Graston technique is a specific form of Instrument Assisted Soft Tissue Mobilization (IASTM).  IASTM is a treatment technique used by various therapists such as Physiotherapists, Chiropractors, and Massage Therapists that works to assess and treat fascial restrictions in the body using specially shaped instruments.

When we are healing from an injury, our bodies will create scar tissue. Scar tissue lays down in a more haphazard way than original tissue.  This tissue may be thicker and less organized which can lead to decreased range of motion, feelings of restriction or tightness, and pain.
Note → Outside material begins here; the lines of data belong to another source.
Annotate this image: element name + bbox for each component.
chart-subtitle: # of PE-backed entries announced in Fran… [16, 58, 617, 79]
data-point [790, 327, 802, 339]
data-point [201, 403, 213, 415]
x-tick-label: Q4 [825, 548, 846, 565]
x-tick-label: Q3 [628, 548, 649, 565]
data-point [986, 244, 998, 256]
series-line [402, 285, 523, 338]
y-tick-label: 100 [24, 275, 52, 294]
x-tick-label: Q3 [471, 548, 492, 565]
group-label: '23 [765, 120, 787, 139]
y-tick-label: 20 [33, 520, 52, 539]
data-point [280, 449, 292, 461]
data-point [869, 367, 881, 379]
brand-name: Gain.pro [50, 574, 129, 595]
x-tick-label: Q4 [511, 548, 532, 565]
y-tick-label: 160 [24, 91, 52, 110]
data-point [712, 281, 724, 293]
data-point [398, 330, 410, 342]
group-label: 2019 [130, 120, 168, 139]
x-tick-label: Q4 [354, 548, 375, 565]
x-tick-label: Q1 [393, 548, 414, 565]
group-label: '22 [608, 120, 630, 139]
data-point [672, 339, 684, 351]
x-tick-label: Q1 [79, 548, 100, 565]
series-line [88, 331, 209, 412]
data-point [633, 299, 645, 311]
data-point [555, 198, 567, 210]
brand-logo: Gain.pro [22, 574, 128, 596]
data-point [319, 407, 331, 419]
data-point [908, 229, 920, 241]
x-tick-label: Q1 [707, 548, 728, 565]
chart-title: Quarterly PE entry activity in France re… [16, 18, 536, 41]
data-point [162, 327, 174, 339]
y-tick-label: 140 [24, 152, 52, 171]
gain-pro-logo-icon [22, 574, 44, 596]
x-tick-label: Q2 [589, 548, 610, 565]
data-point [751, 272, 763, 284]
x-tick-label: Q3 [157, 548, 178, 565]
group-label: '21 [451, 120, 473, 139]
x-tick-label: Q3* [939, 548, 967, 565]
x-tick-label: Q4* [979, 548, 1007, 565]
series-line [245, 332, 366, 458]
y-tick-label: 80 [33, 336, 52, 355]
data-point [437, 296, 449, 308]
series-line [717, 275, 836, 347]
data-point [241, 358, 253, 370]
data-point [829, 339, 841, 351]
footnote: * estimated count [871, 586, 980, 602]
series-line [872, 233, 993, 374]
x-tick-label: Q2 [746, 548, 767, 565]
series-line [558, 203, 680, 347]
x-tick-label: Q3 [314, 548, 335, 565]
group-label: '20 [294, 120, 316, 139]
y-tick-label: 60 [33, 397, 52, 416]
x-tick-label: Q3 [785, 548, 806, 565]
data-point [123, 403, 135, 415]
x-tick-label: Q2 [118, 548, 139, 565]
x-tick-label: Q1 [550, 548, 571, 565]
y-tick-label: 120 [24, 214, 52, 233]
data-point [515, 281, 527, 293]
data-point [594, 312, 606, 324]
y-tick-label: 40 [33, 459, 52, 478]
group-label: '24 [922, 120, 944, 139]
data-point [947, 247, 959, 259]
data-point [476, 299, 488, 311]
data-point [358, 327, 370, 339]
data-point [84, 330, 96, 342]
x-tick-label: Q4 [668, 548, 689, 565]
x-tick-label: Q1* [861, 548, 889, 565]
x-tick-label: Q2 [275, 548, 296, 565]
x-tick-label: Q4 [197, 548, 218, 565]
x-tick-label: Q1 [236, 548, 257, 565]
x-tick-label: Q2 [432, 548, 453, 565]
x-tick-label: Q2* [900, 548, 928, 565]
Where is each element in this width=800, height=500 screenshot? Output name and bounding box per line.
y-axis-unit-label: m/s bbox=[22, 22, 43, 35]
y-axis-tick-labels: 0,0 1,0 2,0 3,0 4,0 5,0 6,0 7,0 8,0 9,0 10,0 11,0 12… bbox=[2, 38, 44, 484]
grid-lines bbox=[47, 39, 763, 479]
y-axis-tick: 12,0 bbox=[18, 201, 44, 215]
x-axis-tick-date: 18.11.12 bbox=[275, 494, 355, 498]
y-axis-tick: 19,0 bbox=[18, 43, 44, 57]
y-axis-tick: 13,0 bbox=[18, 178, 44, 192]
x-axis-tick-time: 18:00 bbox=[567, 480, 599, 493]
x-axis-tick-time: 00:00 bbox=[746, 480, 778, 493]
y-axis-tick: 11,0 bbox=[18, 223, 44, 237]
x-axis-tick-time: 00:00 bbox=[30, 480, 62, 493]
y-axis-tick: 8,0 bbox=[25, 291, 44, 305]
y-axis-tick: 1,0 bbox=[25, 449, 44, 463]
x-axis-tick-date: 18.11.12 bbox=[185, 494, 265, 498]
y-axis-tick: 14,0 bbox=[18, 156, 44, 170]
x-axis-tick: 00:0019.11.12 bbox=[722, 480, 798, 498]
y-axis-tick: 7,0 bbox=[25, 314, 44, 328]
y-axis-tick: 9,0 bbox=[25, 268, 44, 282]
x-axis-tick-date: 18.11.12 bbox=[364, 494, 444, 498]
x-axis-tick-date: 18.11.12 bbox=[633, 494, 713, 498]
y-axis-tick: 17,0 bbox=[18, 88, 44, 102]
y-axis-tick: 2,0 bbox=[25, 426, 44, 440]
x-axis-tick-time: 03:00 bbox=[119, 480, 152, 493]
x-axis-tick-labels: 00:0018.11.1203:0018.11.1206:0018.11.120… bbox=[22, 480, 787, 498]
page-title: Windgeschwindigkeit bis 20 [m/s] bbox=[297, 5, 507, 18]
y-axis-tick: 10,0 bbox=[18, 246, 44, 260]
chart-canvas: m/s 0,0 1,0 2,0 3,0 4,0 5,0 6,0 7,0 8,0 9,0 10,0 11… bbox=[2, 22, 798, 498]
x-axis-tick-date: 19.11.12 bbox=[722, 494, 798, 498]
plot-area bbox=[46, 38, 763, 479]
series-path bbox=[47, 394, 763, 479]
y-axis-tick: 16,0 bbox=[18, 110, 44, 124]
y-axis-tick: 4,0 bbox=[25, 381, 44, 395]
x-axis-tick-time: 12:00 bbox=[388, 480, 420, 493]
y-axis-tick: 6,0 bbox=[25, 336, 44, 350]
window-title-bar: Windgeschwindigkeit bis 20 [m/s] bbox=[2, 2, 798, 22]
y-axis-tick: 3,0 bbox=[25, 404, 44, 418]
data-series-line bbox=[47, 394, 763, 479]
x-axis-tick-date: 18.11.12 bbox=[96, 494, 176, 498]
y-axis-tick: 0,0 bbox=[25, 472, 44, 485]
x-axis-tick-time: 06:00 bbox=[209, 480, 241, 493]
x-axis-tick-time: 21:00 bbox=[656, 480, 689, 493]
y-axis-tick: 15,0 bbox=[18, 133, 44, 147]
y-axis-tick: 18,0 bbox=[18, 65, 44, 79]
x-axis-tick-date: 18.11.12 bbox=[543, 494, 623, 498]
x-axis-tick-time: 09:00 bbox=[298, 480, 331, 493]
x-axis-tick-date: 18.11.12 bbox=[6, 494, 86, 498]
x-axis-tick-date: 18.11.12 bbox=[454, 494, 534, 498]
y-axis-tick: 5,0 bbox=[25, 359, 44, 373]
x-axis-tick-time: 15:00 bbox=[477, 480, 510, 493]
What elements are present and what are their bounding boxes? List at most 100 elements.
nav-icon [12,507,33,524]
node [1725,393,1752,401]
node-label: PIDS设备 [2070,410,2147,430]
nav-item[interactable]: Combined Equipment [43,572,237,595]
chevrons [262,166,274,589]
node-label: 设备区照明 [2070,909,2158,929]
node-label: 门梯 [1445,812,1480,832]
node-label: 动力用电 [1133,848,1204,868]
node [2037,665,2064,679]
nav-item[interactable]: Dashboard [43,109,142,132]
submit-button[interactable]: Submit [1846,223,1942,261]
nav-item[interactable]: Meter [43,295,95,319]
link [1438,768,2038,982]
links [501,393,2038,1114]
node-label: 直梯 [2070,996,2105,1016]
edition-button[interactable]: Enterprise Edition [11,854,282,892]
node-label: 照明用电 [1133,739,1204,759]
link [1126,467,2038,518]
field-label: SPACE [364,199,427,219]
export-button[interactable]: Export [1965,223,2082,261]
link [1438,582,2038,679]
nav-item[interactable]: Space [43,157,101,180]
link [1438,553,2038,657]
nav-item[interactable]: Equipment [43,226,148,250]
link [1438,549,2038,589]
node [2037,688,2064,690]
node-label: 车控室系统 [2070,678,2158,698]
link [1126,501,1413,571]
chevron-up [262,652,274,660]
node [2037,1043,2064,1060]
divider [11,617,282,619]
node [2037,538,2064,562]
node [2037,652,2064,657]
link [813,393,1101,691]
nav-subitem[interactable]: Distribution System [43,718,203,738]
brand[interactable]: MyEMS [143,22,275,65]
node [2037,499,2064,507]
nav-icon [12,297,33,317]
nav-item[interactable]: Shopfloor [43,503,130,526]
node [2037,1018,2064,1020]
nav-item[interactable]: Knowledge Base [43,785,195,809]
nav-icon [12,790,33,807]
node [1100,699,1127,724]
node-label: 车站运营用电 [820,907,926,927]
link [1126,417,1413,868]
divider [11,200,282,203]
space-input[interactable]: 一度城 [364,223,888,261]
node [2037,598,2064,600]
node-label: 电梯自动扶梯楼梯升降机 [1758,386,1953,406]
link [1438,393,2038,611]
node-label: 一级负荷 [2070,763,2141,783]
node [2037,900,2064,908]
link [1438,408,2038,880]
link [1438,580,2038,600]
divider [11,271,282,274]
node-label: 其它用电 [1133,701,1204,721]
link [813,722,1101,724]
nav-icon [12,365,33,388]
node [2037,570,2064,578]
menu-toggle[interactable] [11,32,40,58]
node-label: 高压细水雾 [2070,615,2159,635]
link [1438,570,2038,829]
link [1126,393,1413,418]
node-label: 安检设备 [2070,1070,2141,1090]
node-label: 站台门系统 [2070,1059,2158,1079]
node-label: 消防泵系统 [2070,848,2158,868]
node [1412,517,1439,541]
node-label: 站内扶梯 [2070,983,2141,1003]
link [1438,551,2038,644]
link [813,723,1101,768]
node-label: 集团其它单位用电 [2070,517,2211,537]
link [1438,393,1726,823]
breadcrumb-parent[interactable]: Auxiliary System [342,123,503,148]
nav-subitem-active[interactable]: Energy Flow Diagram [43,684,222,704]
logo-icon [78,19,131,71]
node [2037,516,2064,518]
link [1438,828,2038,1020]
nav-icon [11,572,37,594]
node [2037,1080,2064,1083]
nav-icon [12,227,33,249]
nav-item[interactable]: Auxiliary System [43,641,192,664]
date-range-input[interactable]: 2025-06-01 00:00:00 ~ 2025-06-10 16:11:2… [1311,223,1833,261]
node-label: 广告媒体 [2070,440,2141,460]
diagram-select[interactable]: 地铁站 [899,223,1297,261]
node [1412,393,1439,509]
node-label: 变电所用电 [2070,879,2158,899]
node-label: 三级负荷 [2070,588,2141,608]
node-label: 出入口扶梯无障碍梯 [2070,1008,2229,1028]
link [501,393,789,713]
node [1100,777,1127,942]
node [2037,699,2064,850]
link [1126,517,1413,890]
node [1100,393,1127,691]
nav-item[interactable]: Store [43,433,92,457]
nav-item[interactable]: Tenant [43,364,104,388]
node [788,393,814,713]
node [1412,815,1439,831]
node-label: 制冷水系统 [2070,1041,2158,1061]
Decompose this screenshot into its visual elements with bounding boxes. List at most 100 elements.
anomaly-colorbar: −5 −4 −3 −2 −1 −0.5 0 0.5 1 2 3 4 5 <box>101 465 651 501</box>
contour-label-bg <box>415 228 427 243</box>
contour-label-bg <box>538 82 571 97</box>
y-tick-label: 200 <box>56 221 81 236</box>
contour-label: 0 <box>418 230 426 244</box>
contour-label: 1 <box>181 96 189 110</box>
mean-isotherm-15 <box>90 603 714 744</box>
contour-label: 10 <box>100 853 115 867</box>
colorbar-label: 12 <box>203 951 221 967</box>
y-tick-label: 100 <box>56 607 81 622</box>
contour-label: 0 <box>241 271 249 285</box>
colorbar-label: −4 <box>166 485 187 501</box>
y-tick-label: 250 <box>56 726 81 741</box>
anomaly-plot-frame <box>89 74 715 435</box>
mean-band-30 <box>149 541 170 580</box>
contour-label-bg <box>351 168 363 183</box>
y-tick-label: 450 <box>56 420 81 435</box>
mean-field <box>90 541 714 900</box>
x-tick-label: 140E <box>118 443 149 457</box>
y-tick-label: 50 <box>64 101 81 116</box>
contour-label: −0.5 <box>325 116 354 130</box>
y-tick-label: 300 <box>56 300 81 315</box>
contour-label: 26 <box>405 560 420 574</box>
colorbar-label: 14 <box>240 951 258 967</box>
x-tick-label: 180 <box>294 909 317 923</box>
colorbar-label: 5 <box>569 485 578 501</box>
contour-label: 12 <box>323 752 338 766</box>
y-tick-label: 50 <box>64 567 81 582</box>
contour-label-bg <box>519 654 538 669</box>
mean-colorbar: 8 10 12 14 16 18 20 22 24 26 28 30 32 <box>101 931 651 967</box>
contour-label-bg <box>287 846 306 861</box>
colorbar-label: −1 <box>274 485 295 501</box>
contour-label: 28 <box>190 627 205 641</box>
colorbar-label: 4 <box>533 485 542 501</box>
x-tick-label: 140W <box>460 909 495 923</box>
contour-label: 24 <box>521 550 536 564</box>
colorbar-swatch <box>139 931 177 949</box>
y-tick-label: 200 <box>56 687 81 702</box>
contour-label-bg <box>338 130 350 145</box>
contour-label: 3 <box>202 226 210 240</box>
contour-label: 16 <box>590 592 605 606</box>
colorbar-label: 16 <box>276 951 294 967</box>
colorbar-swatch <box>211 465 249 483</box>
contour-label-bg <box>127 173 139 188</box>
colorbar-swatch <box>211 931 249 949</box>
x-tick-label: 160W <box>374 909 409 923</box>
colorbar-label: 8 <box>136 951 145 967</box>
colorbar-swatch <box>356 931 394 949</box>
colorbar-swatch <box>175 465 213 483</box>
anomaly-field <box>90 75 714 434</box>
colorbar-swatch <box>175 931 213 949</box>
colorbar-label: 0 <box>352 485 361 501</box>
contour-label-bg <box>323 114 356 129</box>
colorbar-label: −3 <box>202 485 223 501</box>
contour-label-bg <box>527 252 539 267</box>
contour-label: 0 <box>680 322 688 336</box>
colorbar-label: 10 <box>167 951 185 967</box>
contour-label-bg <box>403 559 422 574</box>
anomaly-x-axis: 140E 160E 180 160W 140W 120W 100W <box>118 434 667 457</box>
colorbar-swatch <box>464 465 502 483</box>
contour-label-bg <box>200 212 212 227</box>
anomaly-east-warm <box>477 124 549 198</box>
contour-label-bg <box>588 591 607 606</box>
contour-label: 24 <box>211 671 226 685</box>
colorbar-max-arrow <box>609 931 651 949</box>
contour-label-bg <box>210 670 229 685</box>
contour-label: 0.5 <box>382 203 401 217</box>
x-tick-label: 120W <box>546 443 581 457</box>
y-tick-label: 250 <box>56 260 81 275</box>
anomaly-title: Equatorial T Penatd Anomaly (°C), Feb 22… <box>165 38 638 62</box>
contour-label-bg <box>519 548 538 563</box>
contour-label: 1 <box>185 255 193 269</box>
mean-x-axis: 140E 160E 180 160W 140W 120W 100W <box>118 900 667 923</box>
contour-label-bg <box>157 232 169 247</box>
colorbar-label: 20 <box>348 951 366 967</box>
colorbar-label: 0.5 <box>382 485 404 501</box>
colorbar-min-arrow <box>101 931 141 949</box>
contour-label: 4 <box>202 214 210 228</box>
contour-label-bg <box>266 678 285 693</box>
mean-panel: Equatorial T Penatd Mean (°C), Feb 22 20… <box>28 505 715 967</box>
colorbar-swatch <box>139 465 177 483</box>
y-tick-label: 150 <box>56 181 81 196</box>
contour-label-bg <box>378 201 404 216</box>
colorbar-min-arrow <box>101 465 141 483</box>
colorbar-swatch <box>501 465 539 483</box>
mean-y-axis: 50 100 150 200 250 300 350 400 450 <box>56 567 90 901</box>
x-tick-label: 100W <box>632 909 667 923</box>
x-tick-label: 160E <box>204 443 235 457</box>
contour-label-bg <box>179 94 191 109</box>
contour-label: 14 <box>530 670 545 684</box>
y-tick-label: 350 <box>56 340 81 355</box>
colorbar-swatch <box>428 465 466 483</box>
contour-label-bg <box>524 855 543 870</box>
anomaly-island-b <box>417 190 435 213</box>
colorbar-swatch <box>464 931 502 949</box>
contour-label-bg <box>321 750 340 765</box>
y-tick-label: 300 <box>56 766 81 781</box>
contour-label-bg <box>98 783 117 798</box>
Graston technique is one method that your Physiotherapist may use to help you recover and normalize following an injury.  When this method is used, the therapist will run the stainless steel instrument over the skin to first identify any areas of restriction or scar tissue and then use the instrument to break up that restriction. 

How does Graston help?

  1. Improves blood flow
  2. Boosts the body’s immune response to the area
  3. Improves abnormal tone in the muscle
  4. Breaks down scar tissue
  5. Decreases sensitivity to hypersensitive tissue

What types of injuries can you treat?

Graston technique can assist with treating a variety of conditions, some examples being:

  1. Postural pain
  2. Myofascial pain
  3. Tennis/Golfer’s elbow
  4. Carpal tunnel syndrome
  5. Tendinopathy
  6. Rotator cuff pain
  7. Anterior knee pain
  8. Plantar fasciitis
  9. Trigger finger
  10. Scar tissue

Does it hurt?

Graston technique can have some level of discomfort during treatment, but your therapist should be able to modify the amount of pressure applied to accommodate your tolerance.  Harder doesn’t always necessarily mean better!  You may experience some light bruising after your treatment and your physiotherapist can advise you on how best to manage this. 

If IASTM is something you are interested in, discuss it with your physiotherapist to determine if it is something that will help progress your recovery and help towards your rehab goals.